Ой, пойду я в Буриславку.
Денег там добуду.
А вернусь из Буриславки.
Сам хозяин буду.

Он попробовал спеть эту песенку своим сильным голосом чабана, но ничего не получилось. Что-что, а песенка в штольне, на сто метров под землей, не выходила.

И он с каким-то ожесточением продолжает долбить землю. Он начинает ненавидеть ее, эту темную, тяжелую, немилосердно твердую землю, которая так упорно не поддается его кайлу.

— Да и упряма же ты, святая моя! — произносит он. — И бог тебя знает, святая ты или нет?

Он останавливается, выпрямляется и начинает раздумывать над этим вопросом, будто и в самом деле он такой уж важный.

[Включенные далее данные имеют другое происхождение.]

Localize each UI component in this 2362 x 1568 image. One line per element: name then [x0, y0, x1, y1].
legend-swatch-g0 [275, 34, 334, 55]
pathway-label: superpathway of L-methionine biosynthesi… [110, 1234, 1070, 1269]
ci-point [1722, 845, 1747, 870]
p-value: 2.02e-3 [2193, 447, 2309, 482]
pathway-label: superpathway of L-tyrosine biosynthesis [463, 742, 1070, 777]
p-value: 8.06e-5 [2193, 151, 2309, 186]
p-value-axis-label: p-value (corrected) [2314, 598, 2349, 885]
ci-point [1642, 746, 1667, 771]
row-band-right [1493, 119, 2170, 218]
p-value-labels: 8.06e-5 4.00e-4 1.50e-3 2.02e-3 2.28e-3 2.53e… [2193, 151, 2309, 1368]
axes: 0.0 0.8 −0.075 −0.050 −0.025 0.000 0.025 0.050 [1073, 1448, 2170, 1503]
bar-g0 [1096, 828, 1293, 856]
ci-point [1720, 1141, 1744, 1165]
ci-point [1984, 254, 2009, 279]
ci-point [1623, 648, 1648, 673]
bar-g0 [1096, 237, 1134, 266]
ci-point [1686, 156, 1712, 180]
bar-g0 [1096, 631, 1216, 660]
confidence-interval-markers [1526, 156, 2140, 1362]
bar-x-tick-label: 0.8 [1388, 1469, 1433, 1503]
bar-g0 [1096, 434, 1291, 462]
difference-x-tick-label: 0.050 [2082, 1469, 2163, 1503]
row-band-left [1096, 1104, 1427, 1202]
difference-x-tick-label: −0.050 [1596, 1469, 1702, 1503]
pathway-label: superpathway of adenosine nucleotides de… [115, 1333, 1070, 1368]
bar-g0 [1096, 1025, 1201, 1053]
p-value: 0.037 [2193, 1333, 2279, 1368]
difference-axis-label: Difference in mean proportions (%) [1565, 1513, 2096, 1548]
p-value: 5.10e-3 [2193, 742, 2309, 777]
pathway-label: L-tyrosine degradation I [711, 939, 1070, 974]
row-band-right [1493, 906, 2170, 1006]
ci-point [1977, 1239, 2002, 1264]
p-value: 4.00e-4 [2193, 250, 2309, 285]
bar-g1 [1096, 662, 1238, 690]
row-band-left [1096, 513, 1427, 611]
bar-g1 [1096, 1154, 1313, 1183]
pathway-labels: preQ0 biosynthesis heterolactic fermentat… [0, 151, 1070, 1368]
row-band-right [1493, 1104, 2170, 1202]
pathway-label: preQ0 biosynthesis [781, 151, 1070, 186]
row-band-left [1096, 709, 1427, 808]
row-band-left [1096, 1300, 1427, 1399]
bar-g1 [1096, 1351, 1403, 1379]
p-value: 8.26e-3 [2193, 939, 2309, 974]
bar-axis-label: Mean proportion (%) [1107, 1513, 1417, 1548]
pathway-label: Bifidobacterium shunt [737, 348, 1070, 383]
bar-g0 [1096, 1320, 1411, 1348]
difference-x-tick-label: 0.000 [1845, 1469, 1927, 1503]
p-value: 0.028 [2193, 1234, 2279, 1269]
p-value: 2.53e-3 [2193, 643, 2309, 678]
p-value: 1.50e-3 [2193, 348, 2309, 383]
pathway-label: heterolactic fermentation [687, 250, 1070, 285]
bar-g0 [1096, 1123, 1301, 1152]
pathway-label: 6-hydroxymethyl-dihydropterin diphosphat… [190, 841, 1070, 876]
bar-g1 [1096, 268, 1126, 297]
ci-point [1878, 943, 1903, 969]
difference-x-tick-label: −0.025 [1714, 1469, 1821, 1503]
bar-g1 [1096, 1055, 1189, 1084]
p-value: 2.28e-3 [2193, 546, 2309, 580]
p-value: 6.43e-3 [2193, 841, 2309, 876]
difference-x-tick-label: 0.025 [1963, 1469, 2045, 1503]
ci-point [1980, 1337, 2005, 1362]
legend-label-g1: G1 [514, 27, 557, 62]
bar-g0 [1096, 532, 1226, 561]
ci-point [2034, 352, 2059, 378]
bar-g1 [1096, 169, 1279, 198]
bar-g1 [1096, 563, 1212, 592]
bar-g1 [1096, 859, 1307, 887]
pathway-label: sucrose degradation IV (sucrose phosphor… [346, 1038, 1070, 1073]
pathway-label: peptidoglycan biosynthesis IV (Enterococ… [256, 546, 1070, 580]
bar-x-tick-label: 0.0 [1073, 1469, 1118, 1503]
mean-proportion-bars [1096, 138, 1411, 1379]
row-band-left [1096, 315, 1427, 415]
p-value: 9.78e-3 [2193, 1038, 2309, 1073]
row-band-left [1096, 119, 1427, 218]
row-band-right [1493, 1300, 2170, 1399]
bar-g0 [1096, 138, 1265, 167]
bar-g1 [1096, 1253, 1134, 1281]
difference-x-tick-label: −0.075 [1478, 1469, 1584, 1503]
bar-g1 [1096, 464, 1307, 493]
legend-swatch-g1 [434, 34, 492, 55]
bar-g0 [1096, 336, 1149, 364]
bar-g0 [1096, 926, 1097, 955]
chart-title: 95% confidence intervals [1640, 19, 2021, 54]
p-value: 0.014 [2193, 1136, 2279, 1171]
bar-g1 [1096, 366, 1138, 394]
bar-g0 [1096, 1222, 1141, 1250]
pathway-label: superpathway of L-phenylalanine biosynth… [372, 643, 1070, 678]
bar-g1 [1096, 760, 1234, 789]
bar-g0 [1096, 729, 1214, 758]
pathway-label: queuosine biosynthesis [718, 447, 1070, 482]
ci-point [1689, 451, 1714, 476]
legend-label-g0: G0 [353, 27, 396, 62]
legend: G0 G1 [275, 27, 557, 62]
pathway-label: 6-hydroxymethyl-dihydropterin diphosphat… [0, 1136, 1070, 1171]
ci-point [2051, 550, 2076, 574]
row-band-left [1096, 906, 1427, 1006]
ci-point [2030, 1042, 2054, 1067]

— Да и вправду, святая ли она тут? Там, наверху, это уж верно. И воду святят и кропят, и божье слово на ней читают. А здесь? Ведь с той поры, как мир сотворен, сюда наверняка ни одна капля святой воды не доходила, ни божье слово. Недаром же тут такая вонь. Наверняка не от святого это, а от проклятого. Значит, из этого-то воска церковные свечи делать негоже, видать, что нечисть это, погань! Отпусти ты мои грехи, господи! А лезет же человек и в такое место, забирает нечистое добро. Оно должно пойти ему на пользу? Ой, нет, милые мои, нет! Не к добру оно выходит! А тот товарищ, что направил меня сюда, не погиб он разве в такой же штольне? Засыпало его, задавило, даже и тела не нашли. Подавился им нечистый! Ой, господи!

И он крестится и начинает еще упорнее долбить кайлом. По бурчанию в животе он чувствует, что скоро должен быть полдень, и ждет тройного звонка, минуты, когда ему велят вылезать наверх. А тем временем его воображение работает безустали, развертывает перед ним все новые образы, и больше всего чудесные, тихие, ясные картины полонин, лесов, овечьей отары и всех нехитрых приключений пастушеской жизни. Брошенный судьбой в глубокую подземную штольню, он чувствует по самому себе, что эти давние дни миновали безвозвратно, что его путь повернул в другую сторону, что от прежней патриархальной жизни он перешел к новой, неведомой его дедам и прадедам, поначалу страшной и удивительной, но во многом лучшей, более свободной, более широкой, чем прежняя. Но старая жизнь живет в его воспоминаниях: от нее осталось еще столько, чтобы можно было поэтическим очарованием заполнить и оживить темень и одиночество новой жизни. Так зайдет иной раз солнце за тучу, и от всей пышности летнего дня, от всего богатства света и красок останется лишь столько, чтобы залить золотым сиянием края тяжелых туч, нависших над закатом.